Manual is a deterministic Clock for tests and replay: it returns a fixed time that only changes via Advance or Set. It is safe for concurrent use. Manual also implements Timing: timers it hands out fire only when Advance or Set moves the clock past their deadline, so time-based code (the reconciler workqueue) stays fully deterministic with no real sleeping.

func NewManual

func NewManual(start time.Time) *Manual

NewManual returns a Manual clock started at start (normalised to UTC).

func (*Manual) Advance

func (m *Manual) Advance(d time.Duration)

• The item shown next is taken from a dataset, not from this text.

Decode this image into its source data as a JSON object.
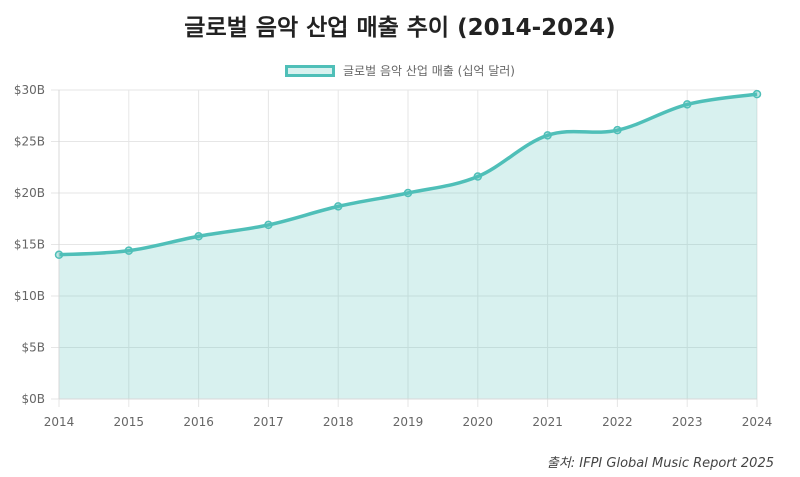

Advance moves the clock forward by d, firing any timers now due.

func (*Manual) After

func (m *Manual) After(d time.Duration) <-chan time.Time

After implements Timing.

func (*Manual) NewTimer

func (m *Manual) NewTimer(d time.Duration) Timer

NewTimer returns a timer that fires when the Manual clock is advanced past d from the current time. d <= 0 fires immediately.

func (*Manual) Now

func (m *Manual) Now() time.Time

Now implements Clock.

func (*Manual) PendingTimers

func (m *Manual) PendingTimers() int

PendingTimers returns how many timers are armed and not yet fired. It lets a test wait until asynchronously-scheduled work (a queue's backoff timer) has registered before advancing the clock, so time-driven behaviour is deterministic rather than racy.

func (*Manual) Set

func (m *Manual) Set(t time.Time)

Set moves the clock to t (normalised to UTC), firing any timers now due.

type System

type System struct{}

System is the production Clock, backed by the wall clock in UTC.

func (System) After

func (System) After(d time.Duration) <-chan time.Time

After returns a real wall-clock channel.

func (System) NewTimer

func (System) NewTimer(d time.Duration) Timer

NewTimer returns a real wall-clock timer.

func (System) Now

func (System) Now() time.Time

Now implements Clock.

type Timer

type Timer interface {
	// C is the channel the timer fires on. It delivers at most one value.
	C() <-chan time.Time
	// Stop prevents a not-yet-fired timer from firing. It reports whether the
	// timer was still pending (true) or had already fired or been stopped (false),
	// matching time.Timer.Stop.
	Stop() bool
	// Reset restarts the timer to fire after d from now. It reports whether the
	// timer was still pending before the reset, matching time.Timer.Reset.
	Reset(d time.Duration) bool
}

Timer is a single-shot timer whose channel C fires once, when its deadline arrives. It mirrors the slice of time.Timer that delayed-work schedulers need, but is created through a Timing clock so a Manual clock makes timer-based code deterministic (the timer fires on Advance/Set, never on real wall time).

type Timing

type Timing interface {
	Clock
	// NewTimer returns a timer that fires once after d. A d <= 0 fires immediately.
	NewTimer(d time.Duration) Timer
	// After is shorthand for NewTimer(d).C().
	After(d time.Duration) <-chan time.Time
}

Timing is a Clock that can also schedule timers. Components that delay work (the reconciler workqueue's AddAfter/rate limiting) depend on Timing rather than Clock so tests drive every delay with a Manual clock instead of sleeping. Both System and Manual implement it.